“Anak-anak perlu merasakan kecewa, Pak Kambali,” tegas Bu Dian.
Rabu (31/07/2024) siang saya bertemu Bu Dian. Saya sangat terkesan dengan ucapan beliau di atas.
Saya sering mendengar cerita tentang kepompong. Pertama kali mendengar, saat pelatihan bersama KPI (Konsorsium Pendidikan Islam, sekarang: Kuanta). Sekitar 17 tahun yang lalu. Ada pemuda mengamati kepompong. Di dalamnya ada kupu-kupu muda. Kupu-kupu muda itu berjuang untuk keluar dari kepompong itu. Berkali-kali mencoba keluar dan gagal. Memang sudah terlihat ada lubang untuk jalan keluar, tetapi masih terlalu kecil. Belum cukup untuk jalan keluar kupu-kupu muda itu. Pemuda itu menjadi iba. Rasa belas kasihannya muncul. Bermaksud menolong kupu-kupu muda, pemuda itu ambil gunting dan memperbesar lubang. Kupu-kupu muda dengan mudah keluar dari kepompong.
Namun, apa yang terjadi? Setelah itu, ternyata kupu-kupu muda itu menjadi tidak bisa terbang. Pertumbuhannya tidak seperti kupu-kupu lainnya. Bahkan, akhirnya mati sebelum bisa terbang. Pemuda itu menyesal dan baru menyadari bahwa ia keliru. Semestinya ia membiarkan kupu-kupu muda itu berjuang keluar dari kepompong. Seharusnya ia tidak perlu membantu memperbesar lubangnya. Perjuangan kupu-kupu keluar dari kepompong itulah yang justru dibutuhkan. Sehingga, begitu keluar, kupu-kupu bisa terbang.
Itu memang hanya cerita. Bisa jadi fiktif, bisa jadi juga memang nyata. Namun, saya tidak fokus di bagian itu. Saya justru mendapat pelajaran dari penyesalan pemuda itu. Di masa muda butuh perjuangan. Perjuangan itu akan berdampak pada masa selanjutnya.
Murid-murid pun demikian. Mereka belajar untuk persiapan masa depan. Mereka sudah sewajarnya diberi kesempatan untuk bejuang. Dan saat murid berjuang, guru haruslah bersabar membersamainya. Guru perlu mewaspadai, agar tidak terjebak rasa belas kasihan, lalu membantu murid dengan bantuan yang tidak tepat waktu dan sasaran.
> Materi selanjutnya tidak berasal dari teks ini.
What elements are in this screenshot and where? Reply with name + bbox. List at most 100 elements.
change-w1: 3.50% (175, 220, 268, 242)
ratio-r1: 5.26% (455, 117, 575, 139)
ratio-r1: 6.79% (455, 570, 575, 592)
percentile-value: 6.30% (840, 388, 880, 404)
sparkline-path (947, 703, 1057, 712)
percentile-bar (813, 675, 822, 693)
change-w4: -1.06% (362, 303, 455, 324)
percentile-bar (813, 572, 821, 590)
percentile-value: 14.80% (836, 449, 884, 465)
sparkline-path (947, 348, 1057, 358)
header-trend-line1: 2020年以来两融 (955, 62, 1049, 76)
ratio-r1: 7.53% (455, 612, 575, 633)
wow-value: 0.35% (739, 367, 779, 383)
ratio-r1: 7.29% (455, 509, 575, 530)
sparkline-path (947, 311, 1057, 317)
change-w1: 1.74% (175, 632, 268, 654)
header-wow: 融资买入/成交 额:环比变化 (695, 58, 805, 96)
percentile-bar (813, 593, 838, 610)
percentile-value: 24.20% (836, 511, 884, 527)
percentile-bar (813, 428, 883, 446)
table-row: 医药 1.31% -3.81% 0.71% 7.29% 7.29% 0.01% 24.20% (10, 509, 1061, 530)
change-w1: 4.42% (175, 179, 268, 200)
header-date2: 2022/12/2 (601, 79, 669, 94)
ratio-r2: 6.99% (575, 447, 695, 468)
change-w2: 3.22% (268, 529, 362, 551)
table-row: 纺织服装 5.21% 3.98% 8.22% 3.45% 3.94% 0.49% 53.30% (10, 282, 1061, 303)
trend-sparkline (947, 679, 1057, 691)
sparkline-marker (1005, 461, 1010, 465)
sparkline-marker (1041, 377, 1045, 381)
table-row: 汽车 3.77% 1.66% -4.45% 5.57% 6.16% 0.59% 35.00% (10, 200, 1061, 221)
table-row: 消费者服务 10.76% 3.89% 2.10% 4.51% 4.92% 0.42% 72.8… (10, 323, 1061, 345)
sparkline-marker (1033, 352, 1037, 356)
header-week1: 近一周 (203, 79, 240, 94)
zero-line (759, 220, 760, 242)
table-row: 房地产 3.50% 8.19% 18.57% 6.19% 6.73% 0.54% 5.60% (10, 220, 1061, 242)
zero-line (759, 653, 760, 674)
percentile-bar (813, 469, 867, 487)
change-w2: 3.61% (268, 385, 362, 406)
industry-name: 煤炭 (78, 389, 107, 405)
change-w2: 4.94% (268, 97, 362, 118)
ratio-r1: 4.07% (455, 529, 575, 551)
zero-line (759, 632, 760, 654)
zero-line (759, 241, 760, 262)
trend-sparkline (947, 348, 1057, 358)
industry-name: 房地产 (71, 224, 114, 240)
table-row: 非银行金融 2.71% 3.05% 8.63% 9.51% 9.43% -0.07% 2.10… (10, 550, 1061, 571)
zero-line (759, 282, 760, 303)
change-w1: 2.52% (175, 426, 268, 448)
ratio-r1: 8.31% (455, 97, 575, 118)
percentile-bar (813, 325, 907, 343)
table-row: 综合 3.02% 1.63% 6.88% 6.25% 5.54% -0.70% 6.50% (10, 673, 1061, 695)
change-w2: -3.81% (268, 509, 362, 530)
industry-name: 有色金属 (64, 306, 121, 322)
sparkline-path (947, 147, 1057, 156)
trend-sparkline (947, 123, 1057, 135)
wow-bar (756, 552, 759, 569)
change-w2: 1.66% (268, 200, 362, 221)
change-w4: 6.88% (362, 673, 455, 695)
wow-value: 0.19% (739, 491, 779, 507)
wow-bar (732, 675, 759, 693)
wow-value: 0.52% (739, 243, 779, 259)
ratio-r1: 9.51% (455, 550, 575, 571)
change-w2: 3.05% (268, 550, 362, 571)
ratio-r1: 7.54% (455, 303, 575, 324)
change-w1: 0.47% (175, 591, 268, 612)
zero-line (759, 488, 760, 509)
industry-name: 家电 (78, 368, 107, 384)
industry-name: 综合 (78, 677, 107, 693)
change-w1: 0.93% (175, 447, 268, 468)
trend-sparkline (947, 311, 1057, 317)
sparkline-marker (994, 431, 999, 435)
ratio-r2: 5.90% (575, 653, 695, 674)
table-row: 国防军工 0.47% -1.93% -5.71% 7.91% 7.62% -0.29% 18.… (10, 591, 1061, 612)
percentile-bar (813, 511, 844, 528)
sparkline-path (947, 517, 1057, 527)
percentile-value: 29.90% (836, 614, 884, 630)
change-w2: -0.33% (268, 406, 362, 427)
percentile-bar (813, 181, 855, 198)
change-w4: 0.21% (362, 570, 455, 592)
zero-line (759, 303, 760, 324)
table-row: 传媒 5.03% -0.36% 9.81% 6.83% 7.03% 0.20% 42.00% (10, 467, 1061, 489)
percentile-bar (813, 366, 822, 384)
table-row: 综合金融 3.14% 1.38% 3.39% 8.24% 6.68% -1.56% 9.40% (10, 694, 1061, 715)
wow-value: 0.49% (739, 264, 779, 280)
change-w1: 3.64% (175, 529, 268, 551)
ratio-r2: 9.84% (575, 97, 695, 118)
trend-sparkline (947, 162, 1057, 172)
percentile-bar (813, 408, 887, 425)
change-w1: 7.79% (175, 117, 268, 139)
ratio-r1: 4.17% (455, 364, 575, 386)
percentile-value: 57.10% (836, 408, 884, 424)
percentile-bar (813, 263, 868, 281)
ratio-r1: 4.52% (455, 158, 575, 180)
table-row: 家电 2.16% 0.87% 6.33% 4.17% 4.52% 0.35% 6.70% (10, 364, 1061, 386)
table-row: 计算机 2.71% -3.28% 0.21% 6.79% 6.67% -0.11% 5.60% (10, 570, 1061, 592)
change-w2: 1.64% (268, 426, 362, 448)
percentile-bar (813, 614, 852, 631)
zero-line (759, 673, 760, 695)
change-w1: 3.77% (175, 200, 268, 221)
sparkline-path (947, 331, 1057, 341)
Itu salah satu alasan saya terkesan dengan ucapan Bu Dian Rabu itu. Mumpung masih di usia anak, murid perlu merasakan kecewa, lalu guru melatih bagaimana menyikapinya. Tentu tidak bisa sekali jadi. Butuh proses. Butuh waktu. Dan di situlah butuh kesabaran. Pun guru semestinya sudah punya pengalaman menyikapi kekecewaan. Sehingga guru mudah untuk mengajari muridnya menyikapi kekecewaan.
Ucapan Bu Dian juga mengingatkan saya atas salah satu pesan Luqman kepada putranya: bersabarlah terhadap apa yang menimpamu. Pesan itu diabadikan dalam Al-Qur’an surah Luqmān: 17. Pesan itu begitu simpel dan tampak biasa. Namun, untuk menjalankannya butuh kesungguhan dan perjuangan yang luar biasa. (A1)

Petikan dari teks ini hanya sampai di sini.